In the first half, Arizona – led by new interim coach Tim Kish after Mike Stoops was fired – had the ball six times.

They scored touchdowns each time, five of them as a result of long drives and four of them in the second quarter alone.

They converted every third down on offense except for once, when they converted on fourth down.

UCLA didn’t help matters any with a fumble by Johnathan Franklin, who had a grand total of 11 yards on the ground, and Nelson Rosario having the ball stripped from him on a drive, and dropping two passes in another series.

Try not to be too hard on Franklin, though – The Bruin rushing attack netted a grand total of 37 yards.

The 11 penalties for 105 yards that the Bruins committed, many of them happening when they were driving and in the red zone that effectively stopped any momentum they may have gotten, was like a big albatross around their neck.

The second half?
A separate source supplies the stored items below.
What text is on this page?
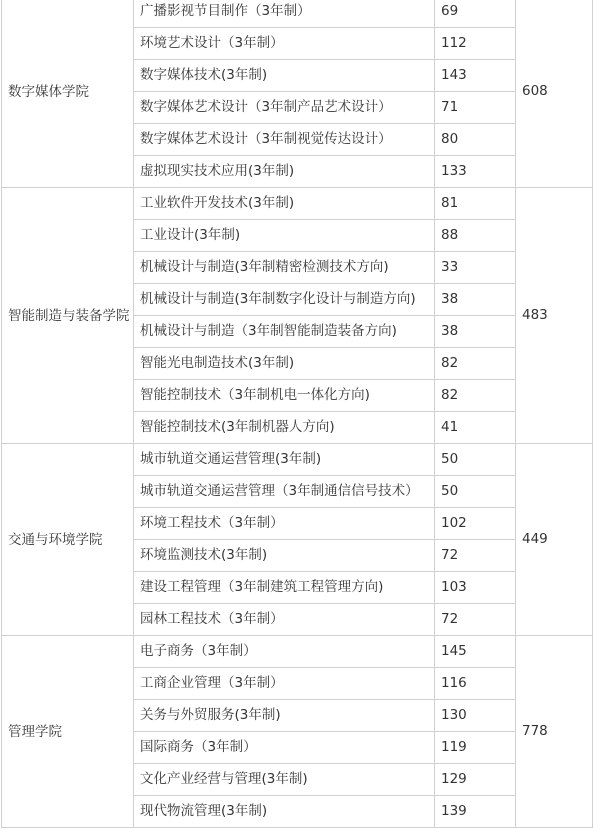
数字媒体学院	广播影视节目制作（3年制）	69	608
	环境艺术设计（3年制）	112	
	数字媒体技术(3年制)	143	
	数字媒体艺术设计（3年制产品艺术设计）	71	
	数字媒体艺术设计（3年制视觉传达设计）	80	
	虚拟现实技术应用(3年制)	133	
智能制造与装备学院	工业软件开发技术(3年制)	81	483
	工业设计(3年制)	88	
	机械设计与制造(3年制精密检测技术方向)	33	
	机械设计与制造(3年制数字化设计与制造方向)	38	
	机械设计与制造（3年制智能制造装备方向)	38	
	智能光电制造技术(3年制)	82	
	智能控制技术（3年制机电一体化方向)	82	
	智能控制技术(3年制机器人方向)	41	
交通与环境学院	城市轨道交通运营管理(3年制)	50	449
	城市轨道交通运营管理（3年制通信信号技术）	50	
	环境工程技术（3年制）	102	
	环境监测技术(3年制)	72	
	建设工程管理（3年制建筑工程管理方向)	103	
	园林工程技术（3年制）	72	
管理学院	电子商务（3年制）	145	778
	工商企业管理（3年制）	116	
	关务与外贸服务(3年制)	130	
	国际商务（3年制）	119	
	文化产业经营与管理(3年制)	129	
	现代物流管理(3年制)	139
Though UCLA did gain some yards in some of their possessions, it was mostly a bunch of three-and-outs along with more penalties and mistakes.

All of this against an Arizona defense that was fourth worst in the FBS, giving up an average of 38 points a game.

I don’t even want to mention the fact that the Bruins gave up 573 yards to Arizona, including 254 yards on the ground to a rushing offense ranked 119th out of the 120 schools in the Football Bowl Subdivision.

Nor will I dwell on Nick Foles’ 291 yards and three touchdowns to Gino Crimp in the air, or Juron Criner’s ten receptions for 101 yards.

And we didn’t even get to the worst part of this so-called game: a bench-clearing brawl right before the end of the first half which featured wide receiver Taylor Embree getting ejected after throwing a punch.

Embree will sit out the first half of the Bruins’ next game as per Pac-12 rules, and I wouldn’t be surprised to see more players disciplined, if not suspended, once the tape of the fight has been seen.

At least Kevin Prince didn’t wilt in the desert, with his 286 yards passing and, more importantly, no interceptions or injuries – that was something positive, as was Tyler Gonzalez’s first collegiate field goal, a 42-yarder in the fourth quarter.

Not bad for someone who a month ago was the manager for UCLA’s men’s soccer team, washing uniforms and taking care of the equipment.

Barring a win in their next outing against California in the Rose Bowl next Saturday, however – despite what Dan Guerrero said during the game about his job being safe – Neuheisel has all but become a lame duck coach, especially after that brawl.

Would you believe that this is Arizona’s first win over an FBS team since they beat the Bruins last October 30th, a span of ten straight FBS losses; it’s gotten to the point where if the Wildcats played UCLA every game, they’d be in the BCS championship.

Just trying to make a little joke in the midst of all the frustration, tension, and depression in Bruin Nation.

I suppose there’s nothing more to say about the Bruins, except that they need to somehow regroup after this beat down behind the woodshed, and focus on beating the California Golden Bears on October 29th, which is a week from this Saturday.

Because like the Oregon State and Washington State games, this upcoming match up against their older U.C. brothers from Berkeley will be for UCLA’s survival.